To run this example, you will need to add your consumer key and secret to this example. To do so:

  1. Navigate to your app dashboard.
  2. Select the app you've enabled with the Tweets and users preview, then click Details.
  3. Select the Keys and tokens tab.
  4. In the Consumer API keys section, copy the values for API key into consumer_key and API secret key into consumer_secret.

 

Important: Never check consumer keys and secrets into source control. Learn how to secure your credentials.
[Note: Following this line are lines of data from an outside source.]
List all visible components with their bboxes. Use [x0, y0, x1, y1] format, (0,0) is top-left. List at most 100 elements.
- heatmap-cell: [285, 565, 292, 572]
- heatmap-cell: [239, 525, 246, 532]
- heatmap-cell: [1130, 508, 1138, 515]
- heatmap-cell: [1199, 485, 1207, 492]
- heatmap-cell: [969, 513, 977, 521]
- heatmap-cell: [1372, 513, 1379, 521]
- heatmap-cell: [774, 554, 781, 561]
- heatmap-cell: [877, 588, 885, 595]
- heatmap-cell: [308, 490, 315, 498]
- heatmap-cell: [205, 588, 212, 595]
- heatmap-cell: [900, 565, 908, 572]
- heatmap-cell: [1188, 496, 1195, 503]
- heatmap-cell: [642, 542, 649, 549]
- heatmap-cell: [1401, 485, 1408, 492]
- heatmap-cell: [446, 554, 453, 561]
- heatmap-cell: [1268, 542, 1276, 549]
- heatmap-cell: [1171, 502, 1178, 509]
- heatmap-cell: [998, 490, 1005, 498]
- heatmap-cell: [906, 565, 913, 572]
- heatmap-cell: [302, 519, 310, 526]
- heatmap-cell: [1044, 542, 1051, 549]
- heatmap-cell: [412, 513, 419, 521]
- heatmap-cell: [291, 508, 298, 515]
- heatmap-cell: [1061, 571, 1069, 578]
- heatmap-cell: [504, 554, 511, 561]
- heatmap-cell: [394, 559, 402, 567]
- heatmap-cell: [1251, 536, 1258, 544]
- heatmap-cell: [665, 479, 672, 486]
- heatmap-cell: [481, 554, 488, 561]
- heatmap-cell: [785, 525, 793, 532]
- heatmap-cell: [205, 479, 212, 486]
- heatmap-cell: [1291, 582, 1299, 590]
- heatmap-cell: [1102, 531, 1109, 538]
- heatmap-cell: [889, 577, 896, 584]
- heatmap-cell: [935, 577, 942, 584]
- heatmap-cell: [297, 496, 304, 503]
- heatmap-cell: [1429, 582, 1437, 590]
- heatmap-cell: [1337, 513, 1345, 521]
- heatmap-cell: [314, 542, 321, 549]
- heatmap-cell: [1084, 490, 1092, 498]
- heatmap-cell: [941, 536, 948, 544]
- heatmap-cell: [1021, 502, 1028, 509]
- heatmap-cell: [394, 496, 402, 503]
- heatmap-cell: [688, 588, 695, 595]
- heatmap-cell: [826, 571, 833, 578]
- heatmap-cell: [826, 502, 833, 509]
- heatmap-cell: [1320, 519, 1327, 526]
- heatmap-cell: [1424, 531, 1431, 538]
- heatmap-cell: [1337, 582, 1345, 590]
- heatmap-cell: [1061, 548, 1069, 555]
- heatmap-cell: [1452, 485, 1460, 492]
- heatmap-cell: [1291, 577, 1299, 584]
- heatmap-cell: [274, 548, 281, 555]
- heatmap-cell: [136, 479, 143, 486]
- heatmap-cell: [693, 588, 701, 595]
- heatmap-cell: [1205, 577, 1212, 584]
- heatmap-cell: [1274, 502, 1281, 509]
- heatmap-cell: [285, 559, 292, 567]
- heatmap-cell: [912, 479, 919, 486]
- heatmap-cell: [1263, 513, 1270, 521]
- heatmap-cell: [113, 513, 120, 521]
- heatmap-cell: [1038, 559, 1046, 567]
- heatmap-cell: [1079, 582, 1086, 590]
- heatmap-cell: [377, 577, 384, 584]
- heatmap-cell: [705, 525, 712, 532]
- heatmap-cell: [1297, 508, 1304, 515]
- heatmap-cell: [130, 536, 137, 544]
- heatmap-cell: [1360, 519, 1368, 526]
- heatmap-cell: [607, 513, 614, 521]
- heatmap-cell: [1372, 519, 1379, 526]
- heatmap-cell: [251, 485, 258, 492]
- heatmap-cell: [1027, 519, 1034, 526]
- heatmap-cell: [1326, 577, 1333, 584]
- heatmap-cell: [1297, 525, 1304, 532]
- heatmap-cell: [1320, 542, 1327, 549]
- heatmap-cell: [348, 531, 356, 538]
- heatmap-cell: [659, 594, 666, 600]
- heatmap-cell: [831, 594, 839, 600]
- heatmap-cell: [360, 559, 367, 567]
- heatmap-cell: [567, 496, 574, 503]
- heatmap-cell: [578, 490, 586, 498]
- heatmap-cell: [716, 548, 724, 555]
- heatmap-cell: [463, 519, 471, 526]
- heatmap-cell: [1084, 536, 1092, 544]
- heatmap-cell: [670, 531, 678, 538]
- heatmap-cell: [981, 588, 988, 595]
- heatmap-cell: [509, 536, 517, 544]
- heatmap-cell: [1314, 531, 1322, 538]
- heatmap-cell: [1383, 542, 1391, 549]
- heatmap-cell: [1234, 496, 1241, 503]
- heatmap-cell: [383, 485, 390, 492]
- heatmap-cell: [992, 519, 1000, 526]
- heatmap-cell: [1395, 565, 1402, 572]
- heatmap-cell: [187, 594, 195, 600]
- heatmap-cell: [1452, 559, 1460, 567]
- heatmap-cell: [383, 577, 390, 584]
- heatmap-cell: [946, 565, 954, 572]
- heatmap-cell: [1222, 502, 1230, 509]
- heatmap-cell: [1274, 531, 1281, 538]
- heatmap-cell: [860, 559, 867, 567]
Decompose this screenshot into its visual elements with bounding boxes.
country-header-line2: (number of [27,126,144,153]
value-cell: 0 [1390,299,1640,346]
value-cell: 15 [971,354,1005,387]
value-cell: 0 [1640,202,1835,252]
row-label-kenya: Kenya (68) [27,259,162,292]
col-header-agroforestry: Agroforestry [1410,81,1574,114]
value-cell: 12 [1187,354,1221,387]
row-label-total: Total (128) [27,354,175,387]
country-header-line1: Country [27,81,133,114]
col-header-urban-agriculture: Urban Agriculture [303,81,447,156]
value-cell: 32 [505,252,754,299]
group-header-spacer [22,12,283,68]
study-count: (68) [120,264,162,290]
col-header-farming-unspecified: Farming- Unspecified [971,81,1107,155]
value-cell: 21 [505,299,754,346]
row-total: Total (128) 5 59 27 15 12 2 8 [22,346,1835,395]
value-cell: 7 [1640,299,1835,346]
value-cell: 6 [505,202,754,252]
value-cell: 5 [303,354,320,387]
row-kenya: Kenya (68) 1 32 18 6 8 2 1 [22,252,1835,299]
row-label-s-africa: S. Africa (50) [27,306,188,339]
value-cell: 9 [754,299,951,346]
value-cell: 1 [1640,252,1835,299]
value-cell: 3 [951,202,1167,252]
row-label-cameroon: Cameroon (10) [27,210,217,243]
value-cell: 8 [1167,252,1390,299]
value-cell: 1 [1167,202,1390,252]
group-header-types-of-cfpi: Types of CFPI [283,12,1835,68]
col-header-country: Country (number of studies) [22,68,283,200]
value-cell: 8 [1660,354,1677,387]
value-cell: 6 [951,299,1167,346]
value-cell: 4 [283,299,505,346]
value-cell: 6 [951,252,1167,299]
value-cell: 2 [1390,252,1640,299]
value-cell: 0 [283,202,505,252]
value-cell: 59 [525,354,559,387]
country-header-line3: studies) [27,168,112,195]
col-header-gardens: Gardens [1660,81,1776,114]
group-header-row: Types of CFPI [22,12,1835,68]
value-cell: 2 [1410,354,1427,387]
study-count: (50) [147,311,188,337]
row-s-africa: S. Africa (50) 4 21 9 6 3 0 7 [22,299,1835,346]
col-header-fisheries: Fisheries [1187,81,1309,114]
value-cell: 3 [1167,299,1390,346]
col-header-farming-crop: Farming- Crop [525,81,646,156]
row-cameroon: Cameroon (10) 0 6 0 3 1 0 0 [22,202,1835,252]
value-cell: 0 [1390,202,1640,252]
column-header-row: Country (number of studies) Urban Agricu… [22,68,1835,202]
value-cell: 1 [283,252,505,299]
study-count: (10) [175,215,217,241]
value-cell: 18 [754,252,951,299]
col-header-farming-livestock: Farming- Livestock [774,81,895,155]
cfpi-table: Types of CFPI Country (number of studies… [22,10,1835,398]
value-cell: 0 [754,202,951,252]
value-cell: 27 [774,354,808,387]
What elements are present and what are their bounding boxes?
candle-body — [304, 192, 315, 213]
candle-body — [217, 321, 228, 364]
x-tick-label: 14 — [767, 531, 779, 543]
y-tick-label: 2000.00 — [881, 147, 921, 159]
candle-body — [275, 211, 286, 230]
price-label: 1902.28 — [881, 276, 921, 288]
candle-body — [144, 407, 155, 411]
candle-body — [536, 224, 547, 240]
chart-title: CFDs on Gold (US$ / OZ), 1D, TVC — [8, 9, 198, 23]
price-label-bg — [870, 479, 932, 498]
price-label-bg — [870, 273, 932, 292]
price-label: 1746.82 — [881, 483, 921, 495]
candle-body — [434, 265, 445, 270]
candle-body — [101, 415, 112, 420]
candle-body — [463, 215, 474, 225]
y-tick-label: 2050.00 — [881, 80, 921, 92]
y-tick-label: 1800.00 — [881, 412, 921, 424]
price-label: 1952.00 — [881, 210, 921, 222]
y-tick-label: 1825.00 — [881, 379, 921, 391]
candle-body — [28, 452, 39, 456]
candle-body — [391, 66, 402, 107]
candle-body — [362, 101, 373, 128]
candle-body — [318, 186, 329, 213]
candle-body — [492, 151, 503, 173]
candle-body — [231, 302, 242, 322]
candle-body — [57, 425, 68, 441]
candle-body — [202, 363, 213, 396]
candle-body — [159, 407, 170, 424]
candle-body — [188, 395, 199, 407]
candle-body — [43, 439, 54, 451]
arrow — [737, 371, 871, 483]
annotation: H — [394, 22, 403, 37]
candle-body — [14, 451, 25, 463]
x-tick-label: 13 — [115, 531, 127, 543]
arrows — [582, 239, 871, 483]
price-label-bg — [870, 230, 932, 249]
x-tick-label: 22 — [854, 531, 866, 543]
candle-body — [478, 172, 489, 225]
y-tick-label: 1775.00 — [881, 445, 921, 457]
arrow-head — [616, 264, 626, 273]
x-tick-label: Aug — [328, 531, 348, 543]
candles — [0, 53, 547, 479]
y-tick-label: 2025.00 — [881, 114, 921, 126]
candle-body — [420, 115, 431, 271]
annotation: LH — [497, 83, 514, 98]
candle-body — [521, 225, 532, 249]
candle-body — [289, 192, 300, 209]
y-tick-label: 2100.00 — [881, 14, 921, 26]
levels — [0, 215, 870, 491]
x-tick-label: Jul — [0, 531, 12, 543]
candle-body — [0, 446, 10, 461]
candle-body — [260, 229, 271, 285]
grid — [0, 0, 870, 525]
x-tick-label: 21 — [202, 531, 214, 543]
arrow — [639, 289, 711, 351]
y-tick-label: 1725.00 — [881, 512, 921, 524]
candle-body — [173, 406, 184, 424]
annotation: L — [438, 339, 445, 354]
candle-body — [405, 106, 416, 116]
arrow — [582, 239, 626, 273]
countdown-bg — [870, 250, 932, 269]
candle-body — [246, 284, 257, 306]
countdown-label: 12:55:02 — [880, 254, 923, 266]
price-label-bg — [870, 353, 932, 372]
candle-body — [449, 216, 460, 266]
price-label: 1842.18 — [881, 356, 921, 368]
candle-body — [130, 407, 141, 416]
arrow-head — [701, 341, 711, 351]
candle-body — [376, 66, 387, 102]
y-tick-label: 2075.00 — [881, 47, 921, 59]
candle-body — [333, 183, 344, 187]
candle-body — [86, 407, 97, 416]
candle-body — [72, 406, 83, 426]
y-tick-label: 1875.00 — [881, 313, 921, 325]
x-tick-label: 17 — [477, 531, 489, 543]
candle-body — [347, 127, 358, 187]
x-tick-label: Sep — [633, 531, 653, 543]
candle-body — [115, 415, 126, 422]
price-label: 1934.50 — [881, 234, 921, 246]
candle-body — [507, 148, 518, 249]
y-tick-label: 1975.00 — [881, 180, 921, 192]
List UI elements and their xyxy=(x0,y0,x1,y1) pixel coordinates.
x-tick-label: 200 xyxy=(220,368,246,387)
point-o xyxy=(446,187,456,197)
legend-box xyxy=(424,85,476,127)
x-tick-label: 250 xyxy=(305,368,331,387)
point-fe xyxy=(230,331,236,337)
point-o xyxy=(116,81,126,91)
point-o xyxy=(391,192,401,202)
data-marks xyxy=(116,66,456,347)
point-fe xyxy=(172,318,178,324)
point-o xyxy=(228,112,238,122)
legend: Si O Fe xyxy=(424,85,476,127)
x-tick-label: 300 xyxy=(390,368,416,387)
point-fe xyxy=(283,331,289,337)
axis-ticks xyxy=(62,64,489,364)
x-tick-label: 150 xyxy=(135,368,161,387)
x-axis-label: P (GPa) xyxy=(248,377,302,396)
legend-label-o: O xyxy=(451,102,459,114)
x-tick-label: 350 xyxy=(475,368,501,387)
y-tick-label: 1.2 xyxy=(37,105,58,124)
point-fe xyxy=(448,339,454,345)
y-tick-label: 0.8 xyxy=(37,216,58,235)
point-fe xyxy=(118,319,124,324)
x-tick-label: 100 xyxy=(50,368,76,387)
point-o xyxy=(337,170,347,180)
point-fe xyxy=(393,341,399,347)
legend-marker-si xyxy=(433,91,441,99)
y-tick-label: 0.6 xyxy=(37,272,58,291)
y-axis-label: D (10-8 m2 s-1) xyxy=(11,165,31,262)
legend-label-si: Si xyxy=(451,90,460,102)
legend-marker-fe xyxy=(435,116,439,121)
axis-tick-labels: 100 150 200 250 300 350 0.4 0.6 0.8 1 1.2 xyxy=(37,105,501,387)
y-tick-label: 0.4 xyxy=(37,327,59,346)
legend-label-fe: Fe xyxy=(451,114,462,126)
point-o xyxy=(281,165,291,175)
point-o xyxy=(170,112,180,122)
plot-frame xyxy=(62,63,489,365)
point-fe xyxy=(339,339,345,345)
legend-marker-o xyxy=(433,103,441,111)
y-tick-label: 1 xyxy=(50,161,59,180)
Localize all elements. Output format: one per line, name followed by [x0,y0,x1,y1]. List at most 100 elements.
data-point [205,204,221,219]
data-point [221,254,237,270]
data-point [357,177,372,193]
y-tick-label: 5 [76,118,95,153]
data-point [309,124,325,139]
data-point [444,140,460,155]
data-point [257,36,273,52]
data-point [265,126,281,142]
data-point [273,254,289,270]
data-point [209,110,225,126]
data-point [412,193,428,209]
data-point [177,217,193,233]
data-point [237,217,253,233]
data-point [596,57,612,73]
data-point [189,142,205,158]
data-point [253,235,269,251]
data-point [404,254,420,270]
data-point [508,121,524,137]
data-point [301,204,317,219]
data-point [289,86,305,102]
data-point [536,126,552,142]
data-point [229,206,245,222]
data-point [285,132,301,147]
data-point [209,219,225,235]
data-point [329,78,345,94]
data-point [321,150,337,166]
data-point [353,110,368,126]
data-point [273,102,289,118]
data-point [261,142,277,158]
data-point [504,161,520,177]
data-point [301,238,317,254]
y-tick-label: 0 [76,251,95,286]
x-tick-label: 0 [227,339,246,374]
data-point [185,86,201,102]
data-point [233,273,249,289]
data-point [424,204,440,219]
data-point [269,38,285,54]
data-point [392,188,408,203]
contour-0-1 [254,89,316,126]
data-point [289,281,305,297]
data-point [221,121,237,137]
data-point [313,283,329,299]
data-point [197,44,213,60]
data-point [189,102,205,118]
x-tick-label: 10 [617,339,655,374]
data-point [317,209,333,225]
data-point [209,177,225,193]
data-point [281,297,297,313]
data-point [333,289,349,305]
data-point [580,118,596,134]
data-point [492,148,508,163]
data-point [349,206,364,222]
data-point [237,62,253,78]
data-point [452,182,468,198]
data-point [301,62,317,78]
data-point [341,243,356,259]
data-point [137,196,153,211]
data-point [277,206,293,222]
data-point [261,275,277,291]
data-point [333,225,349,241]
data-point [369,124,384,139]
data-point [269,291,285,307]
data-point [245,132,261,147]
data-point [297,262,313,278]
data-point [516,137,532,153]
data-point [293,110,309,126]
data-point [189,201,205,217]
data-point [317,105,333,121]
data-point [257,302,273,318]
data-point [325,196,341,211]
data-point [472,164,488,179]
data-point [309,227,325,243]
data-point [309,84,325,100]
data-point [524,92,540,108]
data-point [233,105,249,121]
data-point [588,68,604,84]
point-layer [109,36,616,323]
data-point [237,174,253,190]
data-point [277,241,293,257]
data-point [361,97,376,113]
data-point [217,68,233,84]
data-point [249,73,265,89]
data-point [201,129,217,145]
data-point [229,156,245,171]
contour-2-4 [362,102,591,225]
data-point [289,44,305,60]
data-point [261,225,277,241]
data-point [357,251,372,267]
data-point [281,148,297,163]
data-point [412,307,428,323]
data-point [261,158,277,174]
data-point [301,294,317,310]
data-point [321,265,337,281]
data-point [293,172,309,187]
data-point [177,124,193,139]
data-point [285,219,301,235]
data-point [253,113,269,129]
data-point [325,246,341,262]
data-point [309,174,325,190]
const qs = require('querystring');
const request = require('request');
const readline = require('readline').createInterface({
  input: process.stdin,
  output: process.stdout
});
const util = require('util');

const get = util.promisify(request.get);
const post = util.promisify(request.post);

const consumer_key = ''; // Add your API key here
const consumer_secret = ''; // Add your API secret key here

const requestTokenURL = new URL('https://api.twitter.com/oauth/request_token');
const accessTokenURL = new URL('https://api.twitter.com/oauth/access_token');
const authorizeURL = new URL('https://api.twitter.com/oauth/authorize');
const endpointURL = new URL('https://api.twitter.com/labs/1/tweets');

const params = {
  ids: '1067094924124872705',
  format: 'detailed',
};

async function input(prompt) {
  return new Promise(async (resolve, reject) => {
    readline.question(prompt, (out) => {
      readline.close();
      resolve(out);
    });
  });
}

async function requestToken() {
  const oAuthConfig = {
    callback: 'oob',
    consumer_key: consumer_key,
    consumer_secret: consumer_secret,
  };

  const req = await post({url: requestTokenURL, oauth: oAuthConfig});
  if (req.body) {
    return qs.parse(req.body);
  } else {
    throw new Error('Cannot get an OAuth request token');
  }
}

async function accessToken({oauth_token, oauth_token_secret}, verifier) {
  const oAuthConfig = {
    consumer_key: consumer_key,
    consumer_secret: consumer_secret,
    token: oauth_token,
    token_secret: oauth_token_secret,
    verifier: verifier,
  }; 
  
  const req = await post({url: accessTokenURL, oauth: oAuthConfig});
  if (req.body) {
    return qs.parse(req.body);
  } else {
    throw new Error('Cannot get an OAuth request token');
  }
}



async function getRequest({oauth_token, oauth_token_secret}) {
  const oAuthConfig = {
    consumer_key: consumer_key,
    consumer_secret: consumer_secret,
    token: oauth_token,
    token_secret: oauth_token_secret,
  };

  const req = await get({url: endpointURL, oauth: oAuthConfig, qs: params, json: true});
  if (req.body) {
    return req.body;
  } else {
    throw new Error('Cannot get an OAuth request token');
  }
}

(async () => {
  try {

    // Get request token
    const oAuthRequestToken = await requestToken();
    
    // Get authorization
    authorizeURL.searchParams.append('oauth_token', oAuthRequestToken.oauth_token);
    console.log('Please go here and authorize:', authorizeURL.href);
    const pin = await input('Paste the PIN here: ');
    
    // Get the access token
    const oAuthAccessToken = await accessToken(oAuthRequestToken, pin.trim());

    // Make the request
    const response = await getRequest(oAuthAccessToken);
    console.log(response);
  } catch(e) {
    console.error(e);
    process.exit(-1);
  }
  process.exit();
})();

Tweet response payload

The payload you get back from your API request will appear in JSON format, as shown below.

{
  "data": [
    {
      "id": "1067094924124872705",
      "created_at": "2018-11-26T16:37:10.000Z",
      "text": "Just getting started with Twitter APIs? Find out what you need in order to build an app. Watch this video! https://t.co/Hg8nkfoizN",
      "author_id": "2244994945",
      "attachments": {
        "media_keys": [
          "13_1064638969197977600"
        ]
      },
      "format": "compact"
    }
  ]
}

Now you've successfully used the GET /tweets endpoint.